The Wiltster's avatar

I may comment more fully later, but right off the bat, I'm psyched for this type of piece. I too have "discovered" a massive tool/helper in ChatGPT. Digging through tons of data. Finds tons of citations or references. Evaluating them, critically, with nuance and insight. Summarizing the whole thing. I have been blown away. I've also been somewhat blown away by the amount of push-back from well-meaning folks who STILL think ChatGPT [or place your favorite AI here] is just Wikipedia + Google. Do I need to check output? Sure. Do I need to verify citations? Sure. (Same as it ever was.) The issue is not the oft cited "replace human creativity" gambit. The issue isn't even the fact that AI *could* do some jobs better. (Hell, I might argue that many, if not most, of those jobs probably sucked anyway.) Simply but tragically overstated, a better chisel doesn't put Michealangelo out of job. An excellent tool, even one with lots of bells and whistles, remains a tool. Use it or wait until we reach Schopenhauer's endpoint and maybe wish you had. #Shrugs

Justin Hart's avatar

The Michelangelo line is perfect. And you nailed the 'same as it ever was' point — I verified sources before AI, I verify them now. The difference is I'm verifying 10x more output in the same time. The folks who think it's 'just Wikipedia + Google' haven't seen it operate a browser, query a database, or coordinate four sub-agents overnight. That's the shift. Looking forward to your fuller thoughts.

The Wiltster's avatar

After reading the piece, I have no fuller thoughts. It's awesome. I am currently enjoying the hell out of just the analysis part of my ChatGPT experience, which includes extensive database query and summarization. I haven't had it *do* anything yet, but that's coming!

Mo's avatar

"I too have "discovered" a massive tool/helper in ChatGPT. Digging through tons of data.
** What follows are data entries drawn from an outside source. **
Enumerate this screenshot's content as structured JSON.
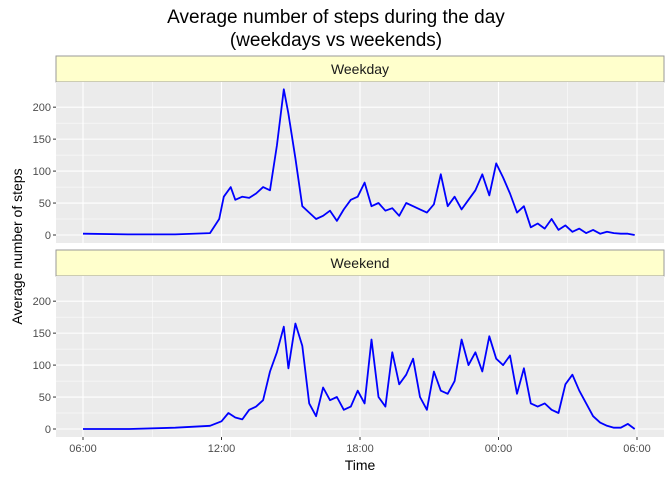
{
  "chart_data": {
    "type": "line",
    "title": "Average number of steps during the day",
    "subtitle": "(weekdays vs weekends)",
    "xlabel": "Time",
    "ylabel": "Average number of steps",
    "x_ticks": [
      "06:00",
      "12:00",
      "18:00",
      "00:00",
      "06:00"
    ],
    "x_tick_hours": [
      6,
      12,
      18,
      24,
      30
    ],
    "xlim_hours": [
      6,
      30
    ],
    "y_ticks": [
      0,
      50,
      100,
      150,
      200
    ],
    "ylim": [
      0,
      230
    ],
    "grid": true,
    "line_color": "#0000ff",
    "panel_bg": "#ebebeb",
    "strip_bg": "#ffffcc",
    "panels": [
      {
        "label": "Weekday",
        "x": [
          6,
          8,
          10,
          11.5,
          11.9,
          12.1,
          12.4,
          12.6,
          12.9,
          13.2,
          13.5,
          13.8,
          14.1,
          14.4,
          14.7,
          14.9,
          15.2,
          15.5,
          15.8,
          16.1,
          16.4,
          16.7,
          17,
          17.3,
          17.6,
          17.9,
          18.2,
          18.5,
          18.8,
          19.1,
          19.4,
          19.7,
          20,
          20.3,
          20.6,
          20.9,
          21.2,
          21.5,
          21.8,
          22.1,
          22.4,
          22.7,
          23,
          23.3,
          23.6,
          23.9,
          24.2,
          24.5,
          24.8,
          25.1,
          25.4,
          25.7,
          26,
          26.3,
          26.6,
          26.9,
          27.2,
          27.5,
          27.8,
          28.1,
          28.4,
          28.7,
          29,
          29.3,
          29.6,
          29.9
        ],
        "y": [
          2,
          1,
          1,
          3,
          25,
          60,
          75,
          55,
          60,
          58,
          65,
          75,
          70,
          140,
          228,
          190,
          120,
          45,
          35,
          25,
          30,
          38,
          22,
          40,
          55,
          60,
          82,
          45,
          50,
          38,
          42,
          30,
          50,
          45,
          40,
          35,
          48,
          95,
          45,
          60,
          40,
          55,
          70,
          95,
          62,
          112,
          90,
          65,
          35,
          45,
          12,
          18,
          10,
          25,
          8,
          15,
          5,
          10,
          3,
          8,
          2,
          5,
          3,
          2,
          2,
          0
        ]
      },
      {
        "label": "Weekend",
        "x": [
          6,
          8,
          10,
          11.5,
          12,
          12.3,
          12.6,
          12.9,
          13.2,
          13.5,
          13.8,
          14.1,
          14.4,
          14.7,
          14.9,
          15.2,
          15.5,
          15.8,
          16.1,
          16.4,
          16.7,
          17,
          17.3,
          17.6,
          17.9,
          18.2,
          18.5,
          18.8,
          19.1,
          19.4,
          19.7,
          20,
          20.3,
          20.6,
          20.9,
          21.2,
          21.5,
          21.8,
          22.1,
          22.4,
          22.7,
          23,
          23.3,
          23.6,
          23.9,
          24.2,
          24.5,
          24.8,
          25.1,
          25.4,
          25.7,
          26,
          26.3,
          26.6,
          26.9,
          27.2,
          27.5,
          27.8,
          28.1,
          28.4,
          28.7,
          29,
          29.3,
          29.6,
          29.9
        ],
        "y": [
          0,
          0,
          2,
          5,
          12,
          25,
          18,
          15,
          30,
          35,
          45,
          90,
          120,
          160,
          95,
          165,
          130,
          40,
          20,
          65,
          45,
          50,
          30,
          35,
          60,
          40,
          140,
          50,
          35,
          120,
          70,
          85,
          110,
          50,
          30,
          90,
          60,
          55,
          75,
          140,
          100,
          120,
          90,
          145,
          110,
          100,
          115,
          55,
          95,
          40,
          35,
          40,
          30,
          25,
          70,
          85,
          60,
          40,
          20,
          10,
          5,
          2,
          2,
          8,
          0
        ]
      }
    ]
  }
}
Finds tons of citations or references. Evaluating them, critically, with nuance and insight. Summarizing the whole thing. I have been blown away."

The problem is that most people are NOT going to "evaluate" the information, "critically, with nuance and insight."
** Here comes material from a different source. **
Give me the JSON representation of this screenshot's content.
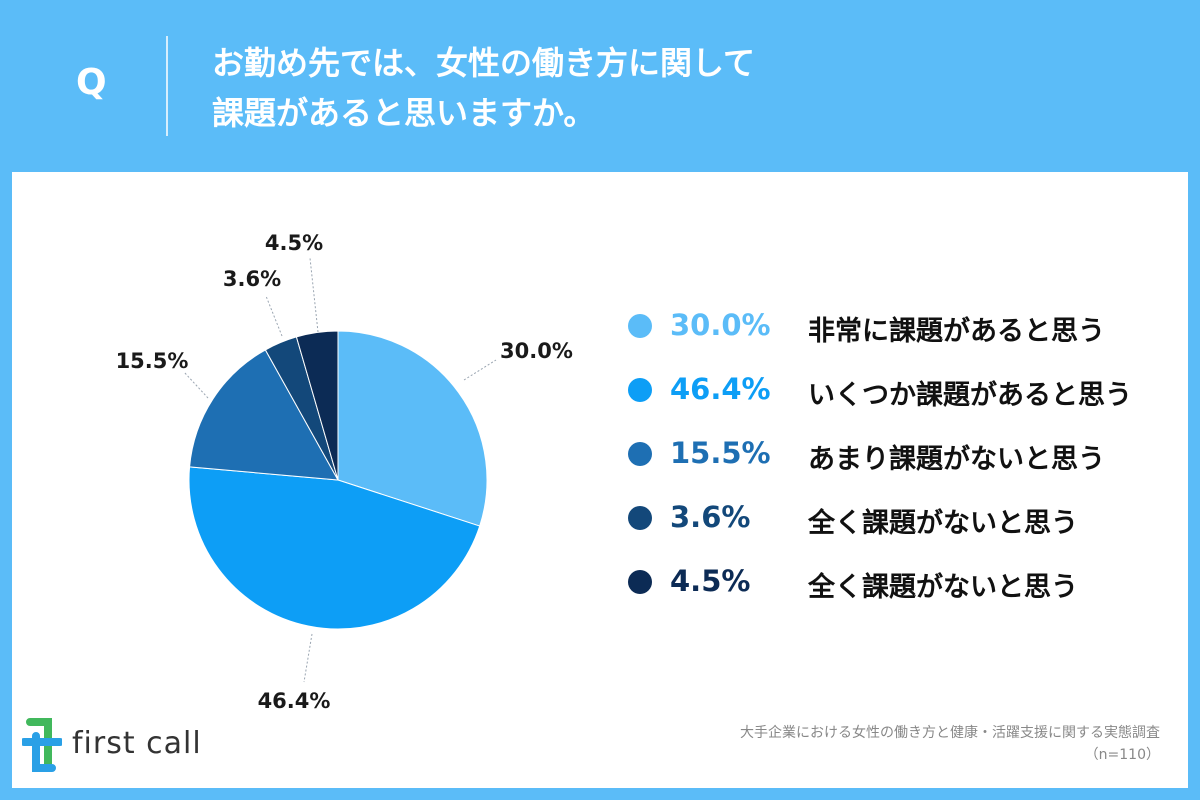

Do you not understand that students are already using this stuff to cheat in school? They're not going to bother even learning how to write proper sentences and think for themselves. And you are okay with that.

"I've also been somewhat blown away by the amount of push-back from well-meaning folks who STILL think ChatGPT [or place your favorite AI here] is just Wikipedia + Google. Do I need to check output? Sure. Do I need to verify citations? Sure. (Same as it ever was.)"
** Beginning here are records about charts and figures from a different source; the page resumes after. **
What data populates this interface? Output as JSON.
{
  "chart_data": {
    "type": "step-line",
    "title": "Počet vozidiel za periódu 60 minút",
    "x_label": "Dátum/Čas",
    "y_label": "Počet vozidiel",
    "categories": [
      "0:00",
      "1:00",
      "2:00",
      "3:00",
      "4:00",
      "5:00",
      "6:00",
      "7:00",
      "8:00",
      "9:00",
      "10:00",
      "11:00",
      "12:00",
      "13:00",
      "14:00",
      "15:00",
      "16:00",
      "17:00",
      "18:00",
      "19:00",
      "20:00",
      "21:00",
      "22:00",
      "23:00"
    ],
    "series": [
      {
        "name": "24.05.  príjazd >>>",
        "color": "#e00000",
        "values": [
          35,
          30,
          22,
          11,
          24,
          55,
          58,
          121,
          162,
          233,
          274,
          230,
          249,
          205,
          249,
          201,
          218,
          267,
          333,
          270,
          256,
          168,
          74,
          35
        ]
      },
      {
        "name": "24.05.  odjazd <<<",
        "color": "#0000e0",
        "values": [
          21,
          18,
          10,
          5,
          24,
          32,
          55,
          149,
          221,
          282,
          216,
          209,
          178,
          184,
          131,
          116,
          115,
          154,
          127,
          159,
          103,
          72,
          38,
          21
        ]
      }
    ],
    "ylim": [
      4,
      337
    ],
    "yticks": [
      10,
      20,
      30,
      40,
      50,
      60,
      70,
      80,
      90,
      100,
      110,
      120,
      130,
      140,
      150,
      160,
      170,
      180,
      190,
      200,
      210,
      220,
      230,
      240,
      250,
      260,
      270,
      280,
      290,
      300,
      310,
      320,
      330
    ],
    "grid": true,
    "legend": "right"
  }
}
Again, most people are not going to be doing that.

"The issue is not the oft cited "replace human creativity" gambit."

It already is replacing it. Have you heard the AI "music" being churned out? Have you seen the "musicians" that don't actually exist but are put out there as though they do? I can't remember her name, but one had an entire website. It looked real! Right now, you can sort of tell, with a little effort. In a short time, it will be impossible to tell. And you are okay with that.

That's just one area. How many articles and even books are already being "written" by AI?

And you are okay with that.

The same will be true with visual art, TV/movies, anything we see on Youtube, all internet content - EVERYTHING. It's already hard enough to tell what is real and what isn't. Pretty soon, we won't be able to tell at all. And you are okay with that.

"The issue isn't even the fact that AI *could* do some jobs better. (Hell, I might argue that many, if not most, of those jobs probably sucked anyway.) "

Says the person who, I am sure, has a job and therefore does not care if entire industries are erased. I promise you, you will be singing a different tune when it's YOUR job and YOUR industry that is erased.

But you know what? As much as I understand and (actually feel) the complete disregard people like you have for people like me, I still can't find it in me to wish that on you. I just can't. It's horrible.

I just wish people would wake up before it's too late.

The Wiltster's avatar

Thanks for chiming in. I agree (or suspect) that many people do not do the stuff that those of us who HOPE we’re using the tool correctly, do. Other than that, on your other points, I guess we can just agree to disagree. Be well!